そうした中、2006年に打ち上げられた日本の太陽観測衛星「ひので」が、プロミネンス中に謎のバブル現象を発見した。バブルは「泡」を指すが、太陽のプロミネンス中に水の中に取り込まれた空気が泡(バブル)となって浮き上がっていくのとそっくりの現象が確認された。

太陽のプロミネンスは、はりがねのような強い磁場によって貫かれた、がちがちの硬い現象だと考えられていたが、水の泡のような「やわらかい」バブルがプロミネンス中のあちこちに出来て浮き上がっていくのが見つかったことから、どのようにそうした現象が生じているのか、そもそも、磁力線のハンモックによってプロミネンスが浮かんでいるというモデルは正しいのだろうか、という問題が謎となっていた。

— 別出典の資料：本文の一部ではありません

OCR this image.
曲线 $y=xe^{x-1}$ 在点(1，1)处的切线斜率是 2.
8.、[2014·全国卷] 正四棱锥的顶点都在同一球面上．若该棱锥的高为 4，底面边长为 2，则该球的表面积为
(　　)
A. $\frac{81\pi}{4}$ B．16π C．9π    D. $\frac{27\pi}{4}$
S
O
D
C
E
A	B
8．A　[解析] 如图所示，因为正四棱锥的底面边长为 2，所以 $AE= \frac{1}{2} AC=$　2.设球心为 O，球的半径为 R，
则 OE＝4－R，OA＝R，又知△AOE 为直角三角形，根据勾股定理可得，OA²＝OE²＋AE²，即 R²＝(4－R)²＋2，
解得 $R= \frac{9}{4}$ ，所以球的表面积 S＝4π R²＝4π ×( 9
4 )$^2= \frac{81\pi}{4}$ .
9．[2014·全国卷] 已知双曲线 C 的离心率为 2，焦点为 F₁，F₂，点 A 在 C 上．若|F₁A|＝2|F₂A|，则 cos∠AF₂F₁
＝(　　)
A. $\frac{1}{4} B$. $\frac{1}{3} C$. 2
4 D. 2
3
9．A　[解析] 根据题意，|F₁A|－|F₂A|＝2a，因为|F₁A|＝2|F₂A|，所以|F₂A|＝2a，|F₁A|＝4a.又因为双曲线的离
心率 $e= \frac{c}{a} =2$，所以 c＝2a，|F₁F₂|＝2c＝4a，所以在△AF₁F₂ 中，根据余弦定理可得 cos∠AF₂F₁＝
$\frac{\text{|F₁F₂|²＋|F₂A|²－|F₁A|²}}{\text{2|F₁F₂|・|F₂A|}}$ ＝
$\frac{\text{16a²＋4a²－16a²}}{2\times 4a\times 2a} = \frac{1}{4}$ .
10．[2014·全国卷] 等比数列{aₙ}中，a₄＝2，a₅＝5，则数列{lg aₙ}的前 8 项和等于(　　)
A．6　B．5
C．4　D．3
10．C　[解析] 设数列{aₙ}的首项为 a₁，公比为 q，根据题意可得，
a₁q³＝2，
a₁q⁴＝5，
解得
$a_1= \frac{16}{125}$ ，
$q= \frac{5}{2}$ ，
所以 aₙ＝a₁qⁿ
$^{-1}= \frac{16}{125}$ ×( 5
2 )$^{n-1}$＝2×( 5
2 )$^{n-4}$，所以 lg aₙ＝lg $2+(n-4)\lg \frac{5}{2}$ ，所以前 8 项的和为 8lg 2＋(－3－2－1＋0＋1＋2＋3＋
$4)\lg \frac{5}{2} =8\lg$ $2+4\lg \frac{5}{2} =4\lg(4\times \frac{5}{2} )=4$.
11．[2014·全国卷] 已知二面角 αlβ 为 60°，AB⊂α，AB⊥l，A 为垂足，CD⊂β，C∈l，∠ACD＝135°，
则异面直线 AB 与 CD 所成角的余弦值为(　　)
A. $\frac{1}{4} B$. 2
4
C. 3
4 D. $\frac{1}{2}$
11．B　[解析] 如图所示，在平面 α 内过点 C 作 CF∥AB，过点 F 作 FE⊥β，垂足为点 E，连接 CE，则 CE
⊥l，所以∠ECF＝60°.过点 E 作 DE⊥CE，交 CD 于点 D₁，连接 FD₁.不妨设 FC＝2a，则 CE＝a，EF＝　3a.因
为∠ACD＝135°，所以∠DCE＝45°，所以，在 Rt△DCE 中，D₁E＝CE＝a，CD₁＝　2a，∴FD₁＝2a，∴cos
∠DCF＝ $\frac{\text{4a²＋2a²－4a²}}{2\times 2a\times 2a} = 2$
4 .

今回、研究グループは、2010年に米国で打ち上げられた太陽観測衛星「SDO(Solar Dynamics Observatory)」と"ひので"による共同観測と、コンピュータ・シミュレーションを用いて、プロミネンスのバブルの謎の解明を行った。

この結果、バブルは百万度程度の高温であり、強い磁場に貫かれていることが判明した。これにより、従来のハンモック・モデルが大雑把には間違っていないが、ハンモック構造が静かにしているという描像が正しくなく、正しくは、ハンモック中の磁力線は絶えず動いており、高温のバブルが形成されたところは軽いので上昇し、低温高密となったところは下降するといった、対流構造を形成していることが判明した。

図3 プロミネンス中のバブルの観測とシミュレーションの比較(出所:京都大学Webサイト)

研究グループでは、今回の研究の成果を受け、プロミネンス中のバブルが磁力線をコロナ・キャビティに運び、その過程によってキャビティに磁気エネルギーが次第にたまっていくのではないかという仮説を新たに提唱している。これは、地震でいうと、断層にひずみがたまることに対応しており、磁場の量が限界に達するとプロミネンスが噴出すると考えられるという。

プロミネンスの噴出により、太陽フレア(太陽面爆発)が発生する。また、同時に、コロナ質量放出が発生し、惑星間空間に大量の磁気プラズマが放出され、これらの磁気プラズマが地球に到達すると、磁気嵐が起こり、人工衛星の故障や通信障害、電力網寸断などの被害を地球規模で及ぼすこととなる。こうした被害を未然に防ぐためには、宇宙天気予報が必要であり、プロミネンスの研究は、地震の研究のようなもので、いつ噴出するかが分かれば予報が可能になるわけで、その実現のためにはプロミネンスの解明が必須であると研究グループでは、プロミネンスの研究の意義を説明している。